In size and flight altitude, that's second place to only the NASA Helios Prototype, another solar-powered flying wing, which boasts a 246-foot wingspan, and a elevation of 96,863 feet. CAAA scientists told the China Daily that the CH-T4 has a flight time design goal of several months, needing only minimal human supervision.
Flying up to 65,000 feet means that the CH-T4 will fly above almost all cloud cover, so it will enjoy almost unlimited access to sunlight during its operations (during night, the CH-T4 will draw from onboard batteries to power its motors).
China's long-duration drone projects parallel work at both DARPA and tech companies like Facebook. For militaries, tech like this provides an excellent platform for surveillance missions against military and terrorist targets. It can utilize its high flight ceiling to maintain line-of-sight contact with over 400,000 square miles of ground and water. That's about the size of Egypt.
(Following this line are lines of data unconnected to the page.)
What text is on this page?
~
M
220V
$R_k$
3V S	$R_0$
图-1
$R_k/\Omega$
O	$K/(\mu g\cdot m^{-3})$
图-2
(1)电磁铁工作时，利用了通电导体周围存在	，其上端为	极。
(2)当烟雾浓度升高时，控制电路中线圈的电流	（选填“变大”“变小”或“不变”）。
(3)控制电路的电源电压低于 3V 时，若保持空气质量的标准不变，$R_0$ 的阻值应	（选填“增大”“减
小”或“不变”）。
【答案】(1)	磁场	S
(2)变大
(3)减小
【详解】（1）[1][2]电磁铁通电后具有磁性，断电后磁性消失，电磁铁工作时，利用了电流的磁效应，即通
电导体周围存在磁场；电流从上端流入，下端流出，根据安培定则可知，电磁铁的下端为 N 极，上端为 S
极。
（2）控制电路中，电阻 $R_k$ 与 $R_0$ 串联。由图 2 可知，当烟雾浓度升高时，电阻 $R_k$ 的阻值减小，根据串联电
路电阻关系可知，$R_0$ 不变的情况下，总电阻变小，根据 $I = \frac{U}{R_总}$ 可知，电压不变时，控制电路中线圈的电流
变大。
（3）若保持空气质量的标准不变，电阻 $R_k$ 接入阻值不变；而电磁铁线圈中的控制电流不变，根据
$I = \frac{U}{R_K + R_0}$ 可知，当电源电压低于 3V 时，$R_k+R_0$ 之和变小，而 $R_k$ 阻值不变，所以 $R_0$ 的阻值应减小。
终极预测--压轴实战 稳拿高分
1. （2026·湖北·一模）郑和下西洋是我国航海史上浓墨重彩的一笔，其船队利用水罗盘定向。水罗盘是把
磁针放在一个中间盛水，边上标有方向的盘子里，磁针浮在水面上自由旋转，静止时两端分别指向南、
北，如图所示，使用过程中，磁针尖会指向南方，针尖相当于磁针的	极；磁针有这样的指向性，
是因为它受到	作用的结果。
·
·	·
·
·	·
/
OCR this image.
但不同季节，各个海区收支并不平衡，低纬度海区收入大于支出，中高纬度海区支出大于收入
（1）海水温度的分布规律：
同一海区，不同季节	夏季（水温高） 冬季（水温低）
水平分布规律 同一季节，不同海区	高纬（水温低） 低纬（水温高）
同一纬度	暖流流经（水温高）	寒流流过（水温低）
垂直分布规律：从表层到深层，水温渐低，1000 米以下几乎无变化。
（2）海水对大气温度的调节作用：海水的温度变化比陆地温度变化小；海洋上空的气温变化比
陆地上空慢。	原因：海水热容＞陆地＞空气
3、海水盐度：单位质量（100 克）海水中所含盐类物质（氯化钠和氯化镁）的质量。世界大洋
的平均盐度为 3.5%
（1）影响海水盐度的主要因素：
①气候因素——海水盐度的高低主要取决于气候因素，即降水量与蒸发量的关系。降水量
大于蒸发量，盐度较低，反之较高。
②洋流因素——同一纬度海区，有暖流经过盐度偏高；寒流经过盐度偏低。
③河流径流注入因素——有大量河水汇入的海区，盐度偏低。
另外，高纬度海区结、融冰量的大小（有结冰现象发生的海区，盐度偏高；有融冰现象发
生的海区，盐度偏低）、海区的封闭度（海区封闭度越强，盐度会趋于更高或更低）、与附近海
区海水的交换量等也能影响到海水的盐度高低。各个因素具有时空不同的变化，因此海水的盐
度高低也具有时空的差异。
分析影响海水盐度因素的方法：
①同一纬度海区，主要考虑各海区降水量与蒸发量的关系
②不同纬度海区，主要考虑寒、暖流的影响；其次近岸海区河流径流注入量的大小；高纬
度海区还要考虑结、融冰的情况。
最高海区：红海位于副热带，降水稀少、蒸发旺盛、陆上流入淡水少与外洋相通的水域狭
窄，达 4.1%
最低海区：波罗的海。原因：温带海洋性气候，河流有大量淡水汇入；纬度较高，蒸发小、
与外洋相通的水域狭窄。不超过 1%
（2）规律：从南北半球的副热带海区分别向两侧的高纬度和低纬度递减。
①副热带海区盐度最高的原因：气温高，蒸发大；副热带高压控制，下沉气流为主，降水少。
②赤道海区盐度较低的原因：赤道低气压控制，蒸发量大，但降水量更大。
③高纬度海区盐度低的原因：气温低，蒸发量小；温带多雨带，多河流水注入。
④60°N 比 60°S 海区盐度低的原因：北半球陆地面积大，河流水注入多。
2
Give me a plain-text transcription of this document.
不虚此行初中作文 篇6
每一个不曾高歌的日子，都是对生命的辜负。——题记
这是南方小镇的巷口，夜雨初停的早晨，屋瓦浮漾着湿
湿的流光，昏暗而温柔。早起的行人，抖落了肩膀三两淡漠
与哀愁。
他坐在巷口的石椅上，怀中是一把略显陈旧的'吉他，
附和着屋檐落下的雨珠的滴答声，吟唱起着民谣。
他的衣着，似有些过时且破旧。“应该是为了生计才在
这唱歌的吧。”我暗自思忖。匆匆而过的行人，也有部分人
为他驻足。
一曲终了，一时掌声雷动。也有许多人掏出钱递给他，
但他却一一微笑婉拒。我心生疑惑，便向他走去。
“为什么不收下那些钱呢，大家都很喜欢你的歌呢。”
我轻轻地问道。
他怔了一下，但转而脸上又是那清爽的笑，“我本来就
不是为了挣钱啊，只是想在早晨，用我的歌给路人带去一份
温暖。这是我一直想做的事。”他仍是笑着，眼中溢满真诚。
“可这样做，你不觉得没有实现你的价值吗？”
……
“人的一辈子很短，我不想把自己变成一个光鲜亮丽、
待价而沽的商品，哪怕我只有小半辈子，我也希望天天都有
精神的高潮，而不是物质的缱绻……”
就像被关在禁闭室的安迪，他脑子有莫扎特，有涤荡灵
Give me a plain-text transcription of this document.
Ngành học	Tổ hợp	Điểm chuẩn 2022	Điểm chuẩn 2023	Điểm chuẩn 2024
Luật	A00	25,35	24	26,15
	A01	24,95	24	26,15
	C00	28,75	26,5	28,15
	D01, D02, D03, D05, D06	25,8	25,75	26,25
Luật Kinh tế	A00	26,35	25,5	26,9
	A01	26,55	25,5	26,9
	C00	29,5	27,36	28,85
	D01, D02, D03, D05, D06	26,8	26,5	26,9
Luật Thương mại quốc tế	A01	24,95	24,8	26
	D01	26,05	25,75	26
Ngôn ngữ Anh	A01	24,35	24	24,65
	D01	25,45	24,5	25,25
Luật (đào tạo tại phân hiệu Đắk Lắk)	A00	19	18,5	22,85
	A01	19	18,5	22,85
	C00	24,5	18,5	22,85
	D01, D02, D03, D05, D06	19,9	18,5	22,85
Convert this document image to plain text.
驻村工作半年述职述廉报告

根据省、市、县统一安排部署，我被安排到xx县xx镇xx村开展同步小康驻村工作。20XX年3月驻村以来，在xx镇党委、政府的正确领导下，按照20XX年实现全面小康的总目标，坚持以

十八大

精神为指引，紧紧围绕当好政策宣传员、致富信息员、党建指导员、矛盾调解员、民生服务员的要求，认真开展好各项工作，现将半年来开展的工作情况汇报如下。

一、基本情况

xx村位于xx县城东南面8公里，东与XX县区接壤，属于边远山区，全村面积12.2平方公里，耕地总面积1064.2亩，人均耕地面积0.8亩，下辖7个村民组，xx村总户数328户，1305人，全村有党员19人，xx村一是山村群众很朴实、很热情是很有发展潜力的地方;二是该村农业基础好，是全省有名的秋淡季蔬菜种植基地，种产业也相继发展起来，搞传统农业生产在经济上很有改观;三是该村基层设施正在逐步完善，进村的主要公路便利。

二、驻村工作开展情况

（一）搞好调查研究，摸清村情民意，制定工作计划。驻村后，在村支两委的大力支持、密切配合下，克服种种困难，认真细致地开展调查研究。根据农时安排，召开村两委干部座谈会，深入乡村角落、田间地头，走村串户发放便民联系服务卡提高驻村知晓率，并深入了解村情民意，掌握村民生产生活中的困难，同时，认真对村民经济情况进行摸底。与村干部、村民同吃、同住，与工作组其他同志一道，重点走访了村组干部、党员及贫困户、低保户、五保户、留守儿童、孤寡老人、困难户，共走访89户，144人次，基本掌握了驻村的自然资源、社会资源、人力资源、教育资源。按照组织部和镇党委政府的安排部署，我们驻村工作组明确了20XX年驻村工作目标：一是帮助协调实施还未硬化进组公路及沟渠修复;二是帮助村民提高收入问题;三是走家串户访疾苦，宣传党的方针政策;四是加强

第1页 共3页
For both militaries and tech firms, covering so much territory makes it an excellent data relay and communications node. This will allow the drone to replace or back up satellite communications, maintain coverage between distant aircraft and ships, or even provide broadband to rural Chinese households.
The NASA Centurion was modified into the Helios Prototype configuration by adding a sixth 41 feet (12 m) wing section and a fifth landing gear and systems pod, becoming the fourth configuration in the series of solar-powered flying wing demonstrator aircraft developed by AeroVironment under the ERAST project.
NASA's Helios Prototype
The larger wing on the Helios Prototype accommodated more solar arrays to provide adequate power for the sun-powered development flights that followed. The aircraft's maiden flight was on September 8, 1999.
The ERAST program had two goals when developing the Helios Prototype: 1) sustained flight at altitudes near 100,000 feet (30,000 m) and 2) endurance of at least 24 hours, including at least 14 of those hours above 50,000 feet (15,000 m). To this end, the Helios Prototype could be configured in two different ways. The first, designated HP01, focused on achieving the altitude goals and powered the aircraft with batteries and solar cells. The second configuration, HP03, optimized the aircraft for endurance, and used a combination of solar cells, storage batteries and a modified commercial hydrogen–air fuel cell system for power at night. In this configuration, the number of motors was reduced from 14 to ten.
Using the traditional incremental or stairstep approach to flight testing, the Helios Prototype was first flown in a series of battery-powered development flights in late 1999 to validate the longer wing's performance and the aircraft's handling qualities. Instrumentation that was used for the follow-on solar-powered altitude and endurance flights was also checked out and calibrated during the initial low-altitude flights at NASA Dryden.